看護師のみなさんによると「最近は、お友達からピルを飲んだら生理痛がすごく楽になったと聞いて口コミで来院される人も増え、若い世代ではピルは生理痛の治療薬としての認識が広がってきたようです。」という一方、「低用量ピルについての知識は広まってきていますが、『癌になる』『太る』『不妊症になる』などといった情報に惑わされ、心配している人もおられます。」とのこと。また、付き添いで来たお母さんの方がピルに対するマイナスイメージが強いようだとか。
「ピルは実際に飲んでみると満足度が高く、続けるとやはり生理痛が楽になると実感される人が多いようです。生理痛が楽になって受験勉強もうまくいったなど喜びの声が聞けると私たち看護師もうれしいですね。我慢しないで気軽に婦人科を受診してほしいなと思います。」
家坂副院長とスタッフの見事な連携プレーも、いえさか産婦人科医院の大きな特徴です。

生理痛から解放されて、よりよい生活を

「生理痛がつらいと思ったら、ぜひ産婦人科を受診してください。

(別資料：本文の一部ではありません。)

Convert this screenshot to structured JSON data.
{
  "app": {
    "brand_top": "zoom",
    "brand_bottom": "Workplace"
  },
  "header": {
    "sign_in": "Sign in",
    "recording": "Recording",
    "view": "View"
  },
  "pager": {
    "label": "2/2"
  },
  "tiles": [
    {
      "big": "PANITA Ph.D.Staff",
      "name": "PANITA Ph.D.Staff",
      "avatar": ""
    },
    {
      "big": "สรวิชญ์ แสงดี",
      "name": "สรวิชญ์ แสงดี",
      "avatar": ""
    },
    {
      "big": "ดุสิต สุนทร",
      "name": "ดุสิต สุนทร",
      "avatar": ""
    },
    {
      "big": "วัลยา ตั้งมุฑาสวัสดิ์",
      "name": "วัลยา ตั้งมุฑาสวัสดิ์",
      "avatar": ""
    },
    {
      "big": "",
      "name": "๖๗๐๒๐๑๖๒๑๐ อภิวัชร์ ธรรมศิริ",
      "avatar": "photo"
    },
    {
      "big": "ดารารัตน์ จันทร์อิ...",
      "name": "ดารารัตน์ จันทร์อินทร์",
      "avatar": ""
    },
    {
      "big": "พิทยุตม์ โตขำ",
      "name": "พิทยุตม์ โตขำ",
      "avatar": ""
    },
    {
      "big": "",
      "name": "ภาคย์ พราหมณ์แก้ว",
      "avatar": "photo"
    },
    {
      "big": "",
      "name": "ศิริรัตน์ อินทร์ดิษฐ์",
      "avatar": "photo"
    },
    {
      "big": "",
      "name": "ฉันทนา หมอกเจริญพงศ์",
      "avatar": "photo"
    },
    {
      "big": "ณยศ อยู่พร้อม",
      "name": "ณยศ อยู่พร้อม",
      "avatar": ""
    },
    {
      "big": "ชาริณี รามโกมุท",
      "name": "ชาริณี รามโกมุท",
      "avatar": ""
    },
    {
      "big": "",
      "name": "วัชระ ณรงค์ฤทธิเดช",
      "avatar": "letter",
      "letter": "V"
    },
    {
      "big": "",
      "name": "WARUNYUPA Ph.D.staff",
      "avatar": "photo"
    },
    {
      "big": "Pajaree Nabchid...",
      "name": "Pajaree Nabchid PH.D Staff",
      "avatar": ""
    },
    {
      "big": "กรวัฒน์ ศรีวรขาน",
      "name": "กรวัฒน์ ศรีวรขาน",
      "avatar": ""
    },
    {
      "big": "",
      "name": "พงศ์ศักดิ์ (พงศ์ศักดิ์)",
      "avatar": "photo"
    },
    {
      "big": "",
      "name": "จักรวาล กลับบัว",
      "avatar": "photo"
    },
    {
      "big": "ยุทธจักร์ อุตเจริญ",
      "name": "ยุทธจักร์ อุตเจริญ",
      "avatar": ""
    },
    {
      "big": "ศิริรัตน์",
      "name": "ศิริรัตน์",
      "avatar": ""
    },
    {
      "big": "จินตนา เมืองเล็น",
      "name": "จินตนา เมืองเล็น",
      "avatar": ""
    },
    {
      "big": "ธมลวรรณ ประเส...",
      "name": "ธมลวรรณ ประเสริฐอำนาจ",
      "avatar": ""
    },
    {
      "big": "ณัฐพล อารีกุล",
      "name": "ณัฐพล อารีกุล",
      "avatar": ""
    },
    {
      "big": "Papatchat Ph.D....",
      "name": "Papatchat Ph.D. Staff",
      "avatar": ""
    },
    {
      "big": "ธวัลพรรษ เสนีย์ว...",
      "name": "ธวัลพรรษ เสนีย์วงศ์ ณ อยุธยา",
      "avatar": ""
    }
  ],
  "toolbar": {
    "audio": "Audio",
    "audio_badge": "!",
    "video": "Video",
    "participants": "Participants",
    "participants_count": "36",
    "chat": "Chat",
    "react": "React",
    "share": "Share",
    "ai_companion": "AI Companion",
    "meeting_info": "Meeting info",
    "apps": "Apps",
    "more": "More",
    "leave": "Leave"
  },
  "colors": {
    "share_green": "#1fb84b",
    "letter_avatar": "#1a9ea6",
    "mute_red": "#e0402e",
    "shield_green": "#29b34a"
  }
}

体調が悪ければ病院に行くのが普通なように、性に関わる領域だけをタブー視しないで生理痛という体の不調も医師に相談してください。生理痛も立派な体調不良だと家庭や学校教育を通じて知ってもらいたいと思っています。生理痛の原因でもある子宮内膜症を放っておけば不妊症や卵巣癌になることもあります。女性の将来や命にかかわることですから生理痛を放っておいてはいけません。」(家坂副院長)
つらい生理痛をきちんと治療して、より多くの女性に充実した生活を送ってほしい。長年、女性の健康や悩みに向き合ってきた副院長ならではのメッセージが、生理痛に一人で悩んでいる多くの女性に届くことを願っています。

※いえさか産婦人科医院は2013年に閉院いたしました。